Ticker symbols are especially useful when companies have similar names or are spin-offs of the same company. For example, Citigroup and Citizens Financial Group have similar names but are not affiliated with each other. Citigroup trades under the ticker symbol C, while Citizens Financial Group uses CFG. In November 2015, Hewlett-Packard split into two separate companies, Hewlett Packard Enterprise (HPE) and HP Inc. (HPQ), with different focuses and market sizes.

Types of Ticker Symbols

Depending on the company’s shares and class structure, ticker symbols can include additional letters or suffixes. For preferred stocks, “PR” and a class letter are typically added to the symbol. If a company has different classes of shares with varying voting rights, the symbol may indicate whether the shares have voting rights or not.
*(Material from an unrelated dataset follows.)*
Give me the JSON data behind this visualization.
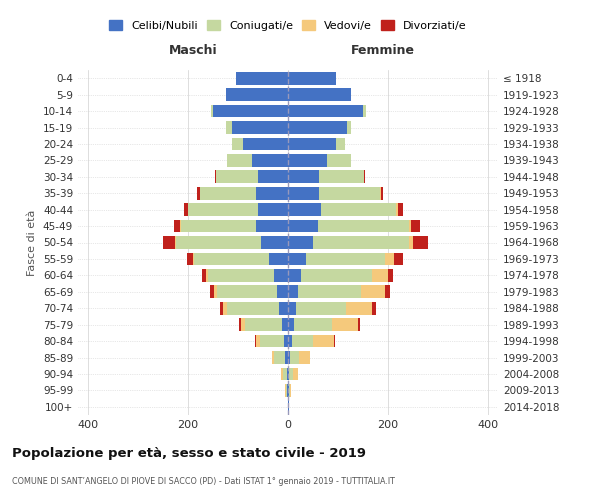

For example, Alphabet Inc. uses two ticker symbols, GOOG and GOOGL, to differentiate its shares with and without voting rights.
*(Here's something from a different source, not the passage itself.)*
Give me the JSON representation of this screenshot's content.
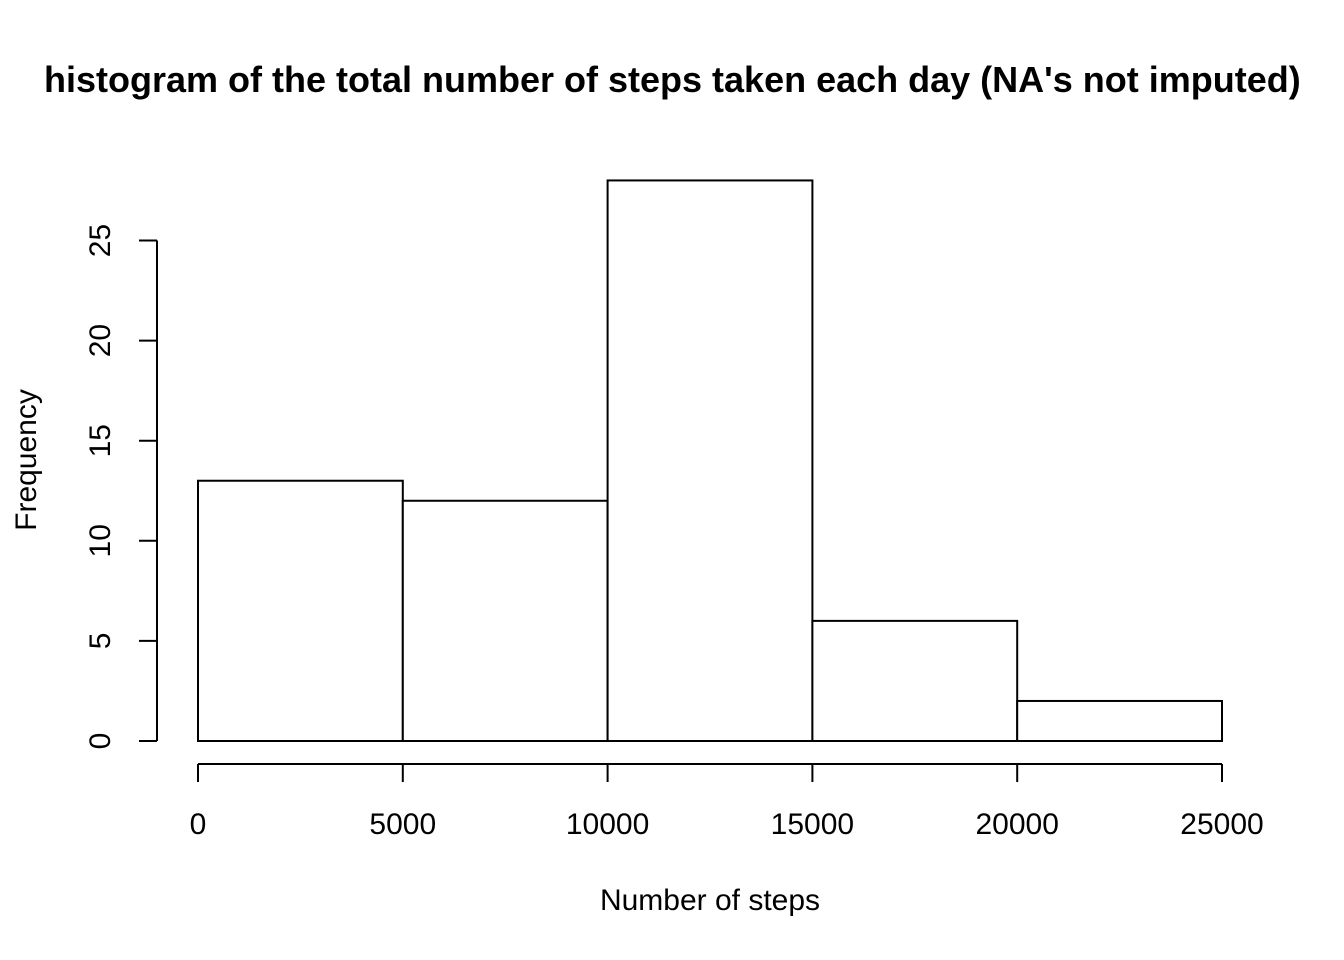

Other types of ticker symbols are used for mutual funds, options listed on stocks, and modifiers that convey information about the trading status of a company. For example, a fifth letter is added to stocks on the Nasdaq if they are delinquent in certain exchange requirements.

The meaning of the letters from A to Z are:

  • A: Class A shares (e.g., BRK.A)
  • B: Class B shares (e.g., BRK.B)
  • C: Issuer Qualification Exception—the company does not meet all the exchange’s listing requirements but can remain listed on the exchange for a short time period.
  • D: New issue of existing stock
  • E: Delinquent or missed one or more SEC required filings (may also be denoted by .LF)
  • F: Foreign issue
  • G: First convertible bond
  • H: Second convertible bond
  • I: Third convertible bond
  • J: Voting share
  • K: Non-voting share
  • L: Miscellaneous (e.g., foreign preferred, third-class of warrants, preferred when-issued, fifth class preferred shares, etc.)
  • M: Fourth-class preferred shares
  • N: Third-class preferred shares
  • O: Second-class preferred shares
  • P: First-class preferred shares
  • Q: In bankruptcy proceedings
  • R: Rights
  • S: Shares of beneficial interest
  • T: With warrants or with rights
  • U: Units
  • V: When-issued and when-distributed. These shares are about to go through a corporate action plan that has already been announced, such as a stock split.
  • W: Warrants
  • X: Mutual Funds
  • Y: American Depositary Receipt (ADR)
  • Z: Miscellaneous situations (same as the letter L)
  • OB: Over-the-counter bulletin board
  • PK: Pink sheets stock
  • SC: Nasdaq Small-cap
  • NM: Nasdaq National Market

History of Ticker Symbols

Edward Calahan, a telegraph operator working for the New York Stock Exchange, invented the ticker symbol in 1867. It was a way to transmit stock prices quickly and accurately over telegraph lines. The original ticker symbol consisted of two letters representing the company’s name, followed by a number representing the shares being traded. Today, ticker symbols are used by most major stock exchanges globally and play a crucial role in the financial industry. They have also become an important part of financial branding and marketing, with companies choosing symbols that are easy to remember or have a connection to their business.

How to Use a Ticker Symbol

Ticker symbols are used to identify specific publicly traded companies and the securities they issue. They are typically one to five letters long and are used on financial platforms, stock exchanges, and stock ticker boards. You can use a ticker symbol to track stock prices, place trades, or research a company. To use a ticker symbol, enter it into a financial platform’s search function or use it in a trading order. Ticker symbols are commonly displayed alongside a company’s name and stock price on financial news websites and other platforms.


Stock ticker symbols are unique codes that identify publicly traded companies and their securities. They are short and easy-to-remember abbreviations used to identify a specific stock or bond. Ticker symbols are typically displayed alongside a company’s name and stock price on financial platforms and are used in stock trading orders. They play a crucial role in the financial industry and have a rich history dating back to the 1800s.